# First thought of the day?



## Hooked (26/5/19)



Reactions: Like 2


----------



## Hooked (26/5/19)

Mine was, 'There's a berg wind blowing. Aghhhhhh! Hate berg winds!'

Reactions: Like 2


----------



## zadiac (26/5/19)

WTF?

(Had a weird dream......as usual)

Reactions: Like 1 | Funny 2


----------



## Rob Fisher (26/5/19)

My first thought was to get my suitcase from the garage and start packing for Stuttgart!

I have half packed my vape gear so far but haven't gotten my suitcase out the garage yet...

Reactions: Like 4


----------



## Bulldog (26/5/19)

I am going to Yzer for a walk with that warm berg wind blowing

Reactions: Like 3 | Winner 2


----------



## Dela Rey Steyn (27/5/19)

"Wish it was weekend already"

Reactions: Agree 1 | Funny 3 | Can relate 1


----------



## Tayden Pillay (27/5/19)

Damn i gotta go to work

Reactions: Can relate 2


----------



## lesvaches (27/5/19)

"if you don't come back with coffee, don't bother coming back at all"

Reactions: Funny 5


----------



## Silver (27/5/19)

Oh boy, big week ahead. Exciting but a lot of work. Let’s get out of bed and get cracking

Reactions: Like 3 | Optimistic 2


----------



## Hooked (27/5/19)

Bulldog said:


> I am going to Yzer for a walk with that warm berg wind blowing
> View attachment 167430
> 
> 
> View attachment 167432



Whew that's some walk @Bulldog!

Reactions: Like 2


----------



## Hooked (27/5/19)

Better get dressed - deliveries will be arriving soon

Reactions: Like 2 | Funny 1


----------



## Bulldog (27/5/19)

Hooked said:


> Whew that's some walk @Bulldog!


 I drove to to the harbour at Yzer @Hooked and walked from there. Plenty boats out on Sunday, Snoek in abundance.

Reactions: Like 2 | Funny 1


----------



## Hooked (27/5/19)

Bulldog said:


> I drove to to the harbour at Yzer @Hooked and walked from there. Plenty boats out on Sunday, Snoek in abundance.


 
Ohhhhh and here I am, thinking that you walked all the way from Grotto!! Yes, I believe there were a lot of boats. No wonder Spar had snoek today in their take-away section ! 

Do you know about that accident a week or so ago, where a bakkie overturned on the R21 and there was snoek all over the road?

Reactions: Like 2


----------



## Bulldog (27/5/19)

Hooked said:


> Ohhhhh and here I am, thinking that you walked all the way from Grotto!! Yes, I believe there were a lot of boats.

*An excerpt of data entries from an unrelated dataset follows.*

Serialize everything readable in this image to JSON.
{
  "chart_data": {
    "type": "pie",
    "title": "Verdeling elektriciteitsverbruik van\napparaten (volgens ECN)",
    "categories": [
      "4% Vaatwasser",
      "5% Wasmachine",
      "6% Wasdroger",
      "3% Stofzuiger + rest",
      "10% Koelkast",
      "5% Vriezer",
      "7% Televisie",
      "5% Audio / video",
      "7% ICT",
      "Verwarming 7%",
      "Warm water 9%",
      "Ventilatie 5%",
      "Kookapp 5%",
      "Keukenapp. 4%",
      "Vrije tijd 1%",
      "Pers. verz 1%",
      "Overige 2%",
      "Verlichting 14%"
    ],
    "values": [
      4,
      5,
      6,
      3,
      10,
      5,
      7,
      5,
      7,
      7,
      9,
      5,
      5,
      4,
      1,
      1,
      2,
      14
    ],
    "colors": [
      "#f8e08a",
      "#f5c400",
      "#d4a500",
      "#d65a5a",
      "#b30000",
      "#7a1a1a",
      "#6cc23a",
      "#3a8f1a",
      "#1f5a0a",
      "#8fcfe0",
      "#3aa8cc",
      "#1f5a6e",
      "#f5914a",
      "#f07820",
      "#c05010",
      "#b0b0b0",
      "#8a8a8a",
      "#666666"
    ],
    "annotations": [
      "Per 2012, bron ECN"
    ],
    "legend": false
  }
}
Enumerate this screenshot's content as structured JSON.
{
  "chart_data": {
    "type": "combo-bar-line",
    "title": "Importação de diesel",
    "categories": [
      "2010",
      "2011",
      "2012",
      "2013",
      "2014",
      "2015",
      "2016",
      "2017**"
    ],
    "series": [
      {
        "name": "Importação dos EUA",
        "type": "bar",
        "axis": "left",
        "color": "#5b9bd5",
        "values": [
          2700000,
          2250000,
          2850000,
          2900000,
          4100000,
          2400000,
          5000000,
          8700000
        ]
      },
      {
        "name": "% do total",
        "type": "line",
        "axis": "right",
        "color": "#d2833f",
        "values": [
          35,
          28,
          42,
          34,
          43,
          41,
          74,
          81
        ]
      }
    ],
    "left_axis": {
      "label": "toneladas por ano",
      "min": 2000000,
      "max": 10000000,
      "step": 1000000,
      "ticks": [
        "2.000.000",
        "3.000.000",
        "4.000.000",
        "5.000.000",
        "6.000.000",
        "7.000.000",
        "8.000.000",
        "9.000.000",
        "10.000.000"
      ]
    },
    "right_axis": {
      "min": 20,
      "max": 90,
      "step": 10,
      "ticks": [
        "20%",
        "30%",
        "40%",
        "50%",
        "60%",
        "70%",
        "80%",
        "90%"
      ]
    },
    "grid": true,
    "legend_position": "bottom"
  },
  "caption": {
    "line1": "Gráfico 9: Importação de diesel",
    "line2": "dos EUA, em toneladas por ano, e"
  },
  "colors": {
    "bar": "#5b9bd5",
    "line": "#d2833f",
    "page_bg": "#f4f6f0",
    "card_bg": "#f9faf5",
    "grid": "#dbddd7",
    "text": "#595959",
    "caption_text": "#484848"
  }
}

No wonder Spar had snoek today in their take-away section !
> 
> Do you know about that accident a week or so ago, where a bakkie overturned on the R21 and there was snoek all over the road?


Yes, actually passed it on my way home.

Reactions: Like 3


----------



## supermoto (28/5/19)

At the moment my first thought every day is to call my long suffering wife to see how she is, 
I've been in the UK for two months now and will be here for at least another few weeks helping my mother sort out her house.

Reactions: Like 2


----------



## Rob Fisher (28/5/19)

One more sleep!

Reactions: Like 5 | Winner 1


----------



## Raindance (28/5/19)

F***!

Reactions: Funny 3


----------



## Hooked (28/5/19)

MUST renew my car licence today. Had a reminder on my phone since the beginning of the month.

Reactions: Like 2


----------



## Silver (29/5/19)

First thought : "Another long day ahead"

Second thought : "What I am going to reward myself tonight with after this long day?"

Answer to second thought:
https://www.ecigssa.co.za/whats-in-your-hand-right-now.t19/page-978#post-782883

Reactions: Like 3 | Winner 1


----------



## Christos (30/5/19)

*Must not stub toes or bang ankle today.

Reactions: Funny 5


----------